How to drive sustainability through collaboration
Mark Lee
How do we improve global collaboration in a fragmented, uncertain, complex world? I'd like to ask each of you what opportunities you see for collaboration in the sustainability space that will make a difference?
Ricardo Zibas
There are a lot of different views on that angle. There is also this terminology which they call the world with G-Zero governance, which nobody is leading. I think the key is to understand that the challenges are common not only to companies but to sectors and at the end of the day to societies as well. There is a huge space for cyclical collaboration in different geographies as well as technology transfer. We can unlock competitive advantage and more rational resource use. As we live in a more connected world, let's use it as an advantage to fill the gaps and build bridges instead of increase polarization.
Aiste Brackley
Yes, talking about polarization, I'm in a country that's deeply polarized and fragmented.

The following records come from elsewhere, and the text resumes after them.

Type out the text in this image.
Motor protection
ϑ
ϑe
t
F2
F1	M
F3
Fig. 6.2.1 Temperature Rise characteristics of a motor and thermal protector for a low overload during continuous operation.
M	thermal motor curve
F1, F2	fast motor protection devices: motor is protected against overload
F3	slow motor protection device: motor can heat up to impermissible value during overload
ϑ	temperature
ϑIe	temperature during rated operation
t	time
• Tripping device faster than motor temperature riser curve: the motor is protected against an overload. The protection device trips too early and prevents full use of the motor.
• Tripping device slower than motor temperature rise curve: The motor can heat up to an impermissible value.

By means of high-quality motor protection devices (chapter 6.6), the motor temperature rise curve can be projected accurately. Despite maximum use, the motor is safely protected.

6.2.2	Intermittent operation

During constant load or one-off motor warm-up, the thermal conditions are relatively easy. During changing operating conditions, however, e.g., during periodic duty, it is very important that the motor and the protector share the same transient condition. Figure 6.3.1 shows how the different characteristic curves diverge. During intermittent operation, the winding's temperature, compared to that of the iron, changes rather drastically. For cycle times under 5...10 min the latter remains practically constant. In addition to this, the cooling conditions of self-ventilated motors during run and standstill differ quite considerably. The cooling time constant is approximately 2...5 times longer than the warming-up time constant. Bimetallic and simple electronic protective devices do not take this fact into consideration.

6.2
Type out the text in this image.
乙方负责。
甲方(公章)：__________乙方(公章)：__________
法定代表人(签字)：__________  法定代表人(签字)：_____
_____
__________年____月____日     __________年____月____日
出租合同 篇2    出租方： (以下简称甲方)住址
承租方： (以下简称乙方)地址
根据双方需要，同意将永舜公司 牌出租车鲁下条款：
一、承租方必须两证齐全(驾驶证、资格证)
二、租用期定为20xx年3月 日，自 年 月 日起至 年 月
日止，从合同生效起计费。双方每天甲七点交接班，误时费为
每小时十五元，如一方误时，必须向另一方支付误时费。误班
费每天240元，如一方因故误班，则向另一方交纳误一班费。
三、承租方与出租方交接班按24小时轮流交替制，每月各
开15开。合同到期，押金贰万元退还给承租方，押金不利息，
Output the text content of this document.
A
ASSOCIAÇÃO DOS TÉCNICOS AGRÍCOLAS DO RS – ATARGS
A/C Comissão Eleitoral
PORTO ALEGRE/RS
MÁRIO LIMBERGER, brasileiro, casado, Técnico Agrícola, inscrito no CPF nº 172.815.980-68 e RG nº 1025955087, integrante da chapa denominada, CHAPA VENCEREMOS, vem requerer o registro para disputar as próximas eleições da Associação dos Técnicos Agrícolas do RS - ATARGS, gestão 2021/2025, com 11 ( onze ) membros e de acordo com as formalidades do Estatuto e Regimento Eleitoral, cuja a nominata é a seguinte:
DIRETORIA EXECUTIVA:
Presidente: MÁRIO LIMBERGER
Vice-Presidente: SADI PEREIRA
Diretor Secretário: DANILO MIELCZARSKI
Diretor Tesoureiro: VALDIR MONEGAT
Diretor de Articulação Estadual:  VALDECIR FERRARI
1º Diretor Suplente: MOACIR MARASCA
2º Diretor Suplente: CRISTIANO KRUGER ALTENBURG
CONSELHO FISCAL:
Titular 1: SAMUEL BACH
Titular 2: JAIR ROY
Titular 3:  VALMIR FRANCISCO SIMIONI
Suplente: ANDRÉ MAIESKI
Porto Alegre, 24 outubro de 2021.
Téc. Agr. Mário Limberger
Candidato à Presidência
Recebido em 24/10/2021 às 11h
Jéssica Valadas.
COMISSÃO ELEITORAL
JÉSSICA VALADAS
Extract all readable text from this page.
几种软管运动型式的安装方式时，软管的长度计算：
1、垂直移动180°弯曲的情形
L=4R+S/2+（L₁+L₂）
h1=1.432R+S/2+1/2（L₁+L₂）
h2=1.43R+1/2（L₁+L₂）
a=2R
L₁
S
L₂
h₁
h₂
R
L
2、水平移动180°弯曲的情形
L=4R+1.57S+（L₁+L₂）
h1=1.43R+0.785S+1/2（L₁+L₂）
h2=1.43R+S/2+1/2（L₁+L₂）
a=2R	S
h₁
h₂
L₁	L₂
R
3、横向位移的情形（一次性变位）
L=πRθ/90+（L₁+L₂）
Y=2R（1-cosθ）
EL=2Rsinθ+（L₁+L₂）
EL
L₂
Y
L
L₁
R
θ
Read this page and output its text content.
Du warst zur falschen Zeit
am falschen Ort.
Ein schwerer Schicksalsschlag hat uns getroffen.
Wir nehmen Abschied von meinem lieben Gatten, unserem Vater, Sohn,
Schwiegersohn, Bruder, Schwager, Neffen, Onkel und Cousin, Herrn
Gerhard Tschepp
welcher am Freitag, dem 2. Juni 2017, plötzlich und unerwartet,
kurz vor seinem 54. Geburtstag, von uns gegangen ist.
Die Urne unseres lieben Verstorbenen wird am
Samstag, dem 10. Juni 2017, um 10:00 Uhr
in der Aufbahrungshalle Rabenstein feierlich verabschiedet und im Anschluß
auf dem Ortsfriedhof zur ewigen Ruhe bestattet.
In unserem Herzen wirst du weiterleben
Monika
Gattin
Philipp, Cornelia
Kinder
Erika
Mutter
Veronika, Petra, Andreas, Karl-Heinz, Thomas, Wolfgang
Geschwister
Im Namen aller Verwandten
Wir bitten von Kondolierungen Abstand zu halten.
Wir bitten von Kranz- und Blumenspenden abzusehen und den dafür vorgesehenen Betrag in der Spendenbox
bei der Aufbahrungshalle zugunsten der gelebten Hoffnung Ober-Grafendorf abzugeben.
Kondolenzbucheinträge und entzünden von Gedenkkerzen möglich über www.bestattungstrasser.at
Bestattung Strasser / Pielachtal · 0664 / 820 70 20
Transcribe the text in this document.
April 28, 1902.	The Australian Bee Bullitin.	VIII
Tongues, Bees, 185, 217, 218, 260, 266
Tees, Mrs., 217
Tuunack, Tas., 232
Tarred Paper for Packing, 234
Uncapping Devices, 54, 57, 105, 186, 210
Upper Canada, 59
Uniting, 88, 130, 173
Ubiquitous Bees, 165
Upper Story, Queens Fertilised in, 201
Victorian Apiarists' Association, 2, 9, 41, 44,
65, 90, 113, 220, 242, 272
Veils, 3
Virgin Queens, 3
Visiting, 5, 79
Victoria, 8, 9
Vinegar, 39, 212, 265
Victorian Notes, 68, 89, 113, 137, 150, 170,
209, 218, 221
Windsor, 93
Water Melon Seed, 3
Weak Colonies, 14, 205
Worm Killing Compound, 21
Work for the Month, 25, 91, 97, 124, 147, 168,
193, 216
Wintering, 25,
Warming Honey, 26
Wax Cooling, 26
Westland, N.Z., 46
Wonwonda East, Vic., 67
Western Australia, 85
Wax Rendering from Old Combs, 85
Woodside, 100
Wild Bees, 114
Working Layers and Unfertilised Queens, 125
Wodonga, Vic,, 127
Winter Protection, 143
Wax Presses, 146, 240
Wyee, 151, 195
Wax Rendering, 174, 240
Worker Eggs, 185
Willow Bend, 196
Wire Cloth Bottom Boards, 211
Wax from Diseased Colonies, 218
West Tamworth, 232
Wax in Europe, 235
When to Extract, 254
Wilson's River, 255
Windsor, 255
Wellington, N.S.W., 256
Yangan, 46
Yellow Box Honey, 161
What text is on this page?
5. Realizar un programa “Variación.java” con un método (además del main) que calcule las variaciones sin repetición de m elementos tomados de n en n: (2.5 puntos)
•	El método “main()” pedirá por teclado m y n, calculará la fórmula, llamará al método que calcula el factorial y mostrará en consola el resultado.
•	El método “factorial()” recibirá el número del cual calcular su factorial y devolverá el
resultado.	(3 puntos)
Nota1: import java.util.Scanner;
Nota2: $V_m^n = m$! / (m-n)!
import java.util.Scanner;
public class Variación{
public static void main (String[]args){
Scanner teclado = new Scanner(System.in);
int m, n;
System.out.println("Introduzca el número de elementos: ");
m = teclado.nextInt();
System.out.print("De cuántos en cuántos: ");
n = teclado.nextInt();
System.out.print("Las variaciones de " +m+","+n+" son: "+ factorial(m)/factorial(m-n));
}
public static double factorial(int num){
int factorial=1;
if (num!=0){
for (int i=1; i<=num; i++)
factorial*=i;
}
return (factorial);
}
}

I think collaboration will change over the next two years. I think it will be different. Recently we saw, for instance, a number of banks leaving the Net Zero Banking Alliance and other companies following in similar footsteps. I think that will open space for more individual action. I think there's a silver lining there. Not all collaborations have delivered in the past. There was so much focus on messaging and the symbolic language that comes with that. I think the focus will shift more inwards and open the door also for more internal collaboration within companies between finance, sustainability, HR, legal and all the other teams. I think it will evolve but collaboration will stay for sure.
Andrew Angle
We've talked a lot about this global wave of elections. Of course, this is going to mean the sustainability policy landscape is likely to be a lot different. I'm thinking more fragmented and less ambitious. One way I see collaboration moving forward is through a trend we talk about in the report itself and that is responsible policy engagement. This is where companies work with policy makers to develop laws and regulations that really align with the company's own sustainability objectives.
This might seem hard in the wake of some elections, particularly places like the United States, where a party that's more anti-climate action is in power. But as we saw today, just on Capitol Hill here in Washington, DC, the Trump administration’s Energy Secretary nominee talked a lot about fossil fuels but also about innovative new energy technologies, things like carbon capture and hydrogen, that'll likely be essential to decarbonization going forward. So, companies have room to engage on some of these more innovative topics when it comes to energy and decarbonization. I would encourage companies to focus on types of engagement at the policy level that is actually going to push action forward and that might find receptive voices in the chambers of power throughout their countries that they operate in.
Rebecca Green
Beyond collaboration, what I would like to see and hope to see is that we have more conversion and alignment of what we're asking companies and others to do, in terms of practical implementation, so that we can come up with solutions. We’re essentially all wanting the same thing. We have the same goals, largely the same objectives. But it’s how we're asking for it, so not just collaborating on solving an issue, but aligning and converging on those asks so that we can really drive progress.